Train dashboard profiling tools

On-demand GPU profiling

note

This feature requires Ray 2.47.0 and above. Use this feature to profile PyTorch training runs for PyTorch versions 2.0 and above.

The Train dashboard allows you to take an on-demand GPU profile of a PyTorch training run to generate a trace that shows a timeline of CPU and GPU operations. Use this trace to diagnose training bottlenecks and gain a better understanding of the computation and communication operations that are happening under the hood.

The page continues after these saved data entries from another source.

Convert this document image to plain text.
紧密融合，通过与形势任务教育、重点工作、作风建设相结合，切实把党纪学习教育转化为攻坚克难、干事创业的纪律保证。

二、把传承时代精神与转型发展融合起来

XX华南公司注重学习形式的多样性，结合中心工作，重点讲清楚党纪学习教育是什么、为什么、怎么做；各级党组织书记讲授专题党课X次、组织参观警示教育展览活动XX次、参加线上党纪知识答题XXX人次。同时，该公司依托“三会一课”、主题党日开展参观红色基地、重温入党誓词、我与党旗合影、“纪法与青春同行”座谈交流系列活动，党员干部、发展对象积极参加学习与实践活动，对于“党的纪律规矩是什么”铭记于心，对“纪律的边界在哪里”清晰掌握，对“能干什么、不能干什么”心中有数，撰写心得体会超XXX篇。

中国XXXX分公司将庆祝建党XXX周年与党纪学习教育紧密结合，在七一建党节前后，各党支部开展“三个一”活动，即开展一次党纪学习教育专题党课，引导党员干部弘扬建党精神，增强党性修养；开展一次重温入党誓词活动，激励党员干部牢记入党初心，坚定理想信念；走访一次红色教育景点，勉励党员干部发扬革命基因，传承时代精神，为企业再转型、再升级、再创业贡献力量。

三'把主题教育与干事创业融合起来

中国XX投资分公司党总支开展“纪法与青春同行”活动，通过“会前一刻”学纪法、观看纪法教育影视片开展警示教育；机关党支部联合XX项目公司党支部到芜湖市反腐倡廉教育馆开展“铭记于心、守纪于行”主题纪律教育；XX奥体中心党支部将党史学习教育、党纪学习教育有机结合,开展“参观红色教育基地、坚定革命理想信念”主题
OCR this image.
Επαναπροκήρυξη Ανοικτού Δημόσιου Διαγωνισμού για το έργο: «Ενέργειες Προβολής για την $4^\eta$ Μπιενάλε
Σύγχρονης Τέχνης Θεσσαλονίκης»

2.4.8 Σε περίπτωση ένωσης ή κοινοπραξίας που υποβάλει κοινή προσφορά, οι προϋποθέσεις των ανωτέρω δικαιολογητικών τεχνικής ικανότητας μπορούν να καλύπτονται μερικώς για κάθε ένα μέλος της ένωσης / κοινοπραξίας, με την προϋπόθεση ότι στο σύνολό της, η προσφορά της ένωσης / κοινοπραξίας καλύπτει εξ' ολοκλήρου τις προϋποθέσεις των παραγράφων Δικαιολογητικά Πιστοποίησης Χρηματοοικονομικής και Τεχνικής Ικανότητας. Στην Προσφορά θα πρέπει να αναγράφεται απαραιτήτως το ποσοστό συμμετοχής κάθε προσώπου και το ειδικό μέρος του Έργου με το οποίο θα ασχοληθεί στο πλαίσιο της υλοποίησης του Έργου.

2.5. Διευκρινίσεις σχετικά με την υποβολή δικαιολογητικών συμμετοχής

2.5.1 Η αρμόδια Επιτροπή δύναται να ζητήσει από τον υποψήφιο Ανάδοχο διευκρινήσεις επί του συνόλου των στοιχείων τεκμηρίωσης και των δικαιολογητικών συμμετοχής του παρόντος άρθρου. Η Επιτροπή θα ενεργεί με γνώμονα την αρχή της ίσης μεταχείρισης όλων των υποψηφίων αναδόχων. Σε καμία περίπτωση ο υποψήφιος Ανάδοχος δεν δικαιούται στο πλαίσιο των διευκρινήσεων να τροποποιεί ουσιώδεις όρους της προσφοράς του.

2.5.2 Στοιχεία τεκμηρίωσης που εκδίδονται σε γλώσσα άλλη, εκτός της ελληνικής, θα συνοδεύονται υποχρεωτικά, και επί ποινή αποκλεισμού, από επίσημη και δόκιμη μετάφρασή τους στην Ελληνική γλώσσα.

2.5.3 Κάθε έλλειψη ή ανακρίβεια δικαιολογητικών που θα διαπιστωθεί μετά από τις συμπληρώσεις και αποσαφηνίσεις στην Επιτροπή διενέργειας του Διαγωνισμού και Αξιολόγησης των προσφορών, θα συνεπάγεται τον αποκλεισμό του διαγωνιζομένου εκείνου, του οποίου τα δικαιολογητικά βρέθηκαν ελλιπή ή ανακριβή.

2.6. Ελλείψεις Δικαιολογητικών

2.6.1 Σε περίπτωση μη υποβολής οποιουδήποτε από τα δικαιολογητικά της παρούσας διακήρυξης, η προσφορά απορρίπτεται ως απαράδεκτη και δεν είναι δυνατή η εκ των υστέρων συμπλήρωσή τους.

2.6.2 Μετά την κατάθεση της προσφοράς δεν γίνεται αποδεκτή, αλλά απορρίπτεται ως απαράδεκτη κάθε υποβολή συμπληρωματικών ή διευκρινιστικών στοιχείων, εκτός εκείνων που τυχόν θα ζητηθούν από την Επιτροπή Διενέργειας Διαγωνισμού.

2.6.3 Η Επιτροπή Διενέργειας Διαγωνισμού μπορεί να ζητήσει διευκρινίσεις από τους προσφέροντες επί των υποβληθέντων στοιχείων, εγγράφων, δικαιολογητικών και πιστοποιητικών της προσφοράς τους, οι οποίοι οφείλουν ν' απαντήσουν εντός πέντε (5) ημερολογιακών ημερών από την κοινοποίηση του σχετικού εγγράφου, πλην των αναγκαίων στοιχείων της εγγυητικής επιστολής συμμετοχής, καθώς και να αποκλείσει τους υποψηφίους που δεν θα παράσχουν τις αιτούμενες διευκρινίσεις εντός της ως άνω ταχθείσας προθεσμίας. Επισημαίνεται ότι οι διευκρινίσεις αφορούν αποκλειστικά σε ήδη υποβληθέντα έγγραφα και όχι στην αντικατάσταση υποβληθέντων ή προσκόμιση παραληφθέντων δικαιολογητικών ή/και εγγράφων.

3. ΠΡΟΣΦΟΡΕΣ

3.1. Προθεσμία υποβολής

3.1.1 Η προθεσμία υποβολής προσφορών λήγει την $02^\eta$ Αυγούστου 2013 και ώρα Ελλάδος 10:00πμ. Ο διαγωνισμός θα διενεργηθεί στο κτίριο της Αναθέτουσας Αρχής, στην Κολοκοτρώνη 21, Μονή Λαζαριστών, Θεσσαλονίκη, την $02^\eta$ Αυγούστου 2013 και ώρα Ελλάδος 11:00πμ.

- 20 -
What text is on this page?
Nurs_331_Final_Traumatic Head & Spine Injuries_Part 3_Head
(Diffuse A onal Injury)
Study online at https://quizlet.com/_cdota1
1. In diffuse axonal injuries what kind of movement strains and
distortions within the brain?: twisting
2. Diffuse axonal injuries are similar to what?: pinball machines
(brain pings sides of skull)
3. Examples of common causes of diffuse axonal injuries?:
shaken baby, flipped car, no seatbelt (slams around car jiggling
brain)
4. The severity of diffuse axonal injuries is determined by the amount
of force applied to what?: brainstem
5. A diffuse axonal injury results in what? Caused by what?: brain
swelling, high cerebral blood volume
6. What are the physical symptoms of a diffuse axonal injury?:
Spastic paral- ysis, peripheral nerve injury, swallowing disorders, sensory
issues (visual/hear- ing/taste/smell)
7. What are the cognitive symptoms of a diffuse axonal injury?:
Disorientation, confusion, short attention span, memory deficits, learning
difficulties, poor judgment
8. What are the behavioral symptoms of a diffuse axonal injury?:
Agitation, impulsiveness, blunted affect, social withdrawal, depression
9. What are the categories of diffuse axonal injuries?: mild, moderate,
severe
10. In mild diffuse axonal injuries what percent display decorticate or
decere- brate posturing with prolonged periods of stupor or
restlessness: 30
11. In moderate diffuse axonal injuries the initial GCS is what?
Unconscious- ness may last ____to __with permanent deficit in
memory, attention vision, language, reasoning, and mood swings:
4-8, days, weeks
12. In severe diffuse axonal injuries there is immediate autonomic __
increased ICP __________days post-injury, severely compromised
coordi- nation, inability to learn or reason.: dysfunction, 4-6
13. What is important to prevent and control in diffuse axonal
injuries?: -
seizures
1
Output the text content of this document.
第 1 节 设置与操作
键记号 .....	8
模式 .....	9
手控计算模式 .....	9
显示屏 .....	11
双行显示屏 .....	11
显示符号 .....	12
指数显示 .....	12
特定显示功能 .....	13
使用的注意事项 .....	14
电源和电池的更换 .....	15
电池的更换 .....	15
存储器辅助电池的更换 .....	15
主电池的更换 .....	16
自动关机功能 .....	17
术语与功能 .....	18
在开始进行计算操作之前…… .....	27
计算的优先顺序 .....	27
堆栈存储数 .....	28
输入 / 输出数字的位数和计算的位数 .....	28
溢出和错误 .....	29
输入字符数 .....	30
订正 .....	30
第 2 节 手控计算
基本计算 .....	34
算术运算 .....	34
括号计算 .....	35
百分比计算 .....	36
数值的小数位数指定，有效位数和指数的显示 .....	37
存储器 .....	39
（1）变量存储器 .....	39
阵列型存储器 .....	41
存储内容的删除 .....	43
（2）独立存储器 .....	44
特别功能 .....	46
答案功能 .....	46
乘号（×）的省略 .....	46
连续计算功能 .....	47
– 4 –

The following is an example of a trace visualization generated from on-demand GPU profiling on Anyscale. This trace can help identify bottlenecks on both the CPU and GPU sides by showing a timeline of CPU operations and GPU kernels. The example trace shows a collective all-reduce operation which is part of the Distributed Data Parallel algorithm for distributed training.

Example GPU trace

Configure GPU profiling for Anyscale

This feature relies on Dynolog. Complete the following steps to set up dependencies:

  1. Anyscale base images include Dynolog binaries for all Ray versions 2.47.0 and above. If you are building your own image and not extending an Anyscale base image, install the Dynolog binaries on your container image. See the installation instructions on the Dynolog repo.
  2. Set the KINETO_USE_DAEMON and KINETO_DAEMON_INIT_DELAY_S environment variables on the training workers. Here's how you can do this with Ray Train:
trainer = ray.train.torch.TorchTrainer(
...,
run_config=ray.train.RunConfig(
...,
worker_runtime_env={
"env_vars": {"KINETO_USE_DAEMON": "1", "KINETO_DAEMON_INIT_DELAY_S": "5"}
},
)
)

Collect a GPU profile

Complete the following steps to generate a profile for your GPU training worker.

  1. Navigate to an active Train run page.
  2. Click on the GPU Profiling button on one of the workers.
  3. Enter the profiling duration in the configuration window that appears.
  4. Wait for profiling to finish. The profiling result will be downloaded as a JSON file that can be viewed in chrome://tracing on a Chrome browser or Perfetto trace viewer.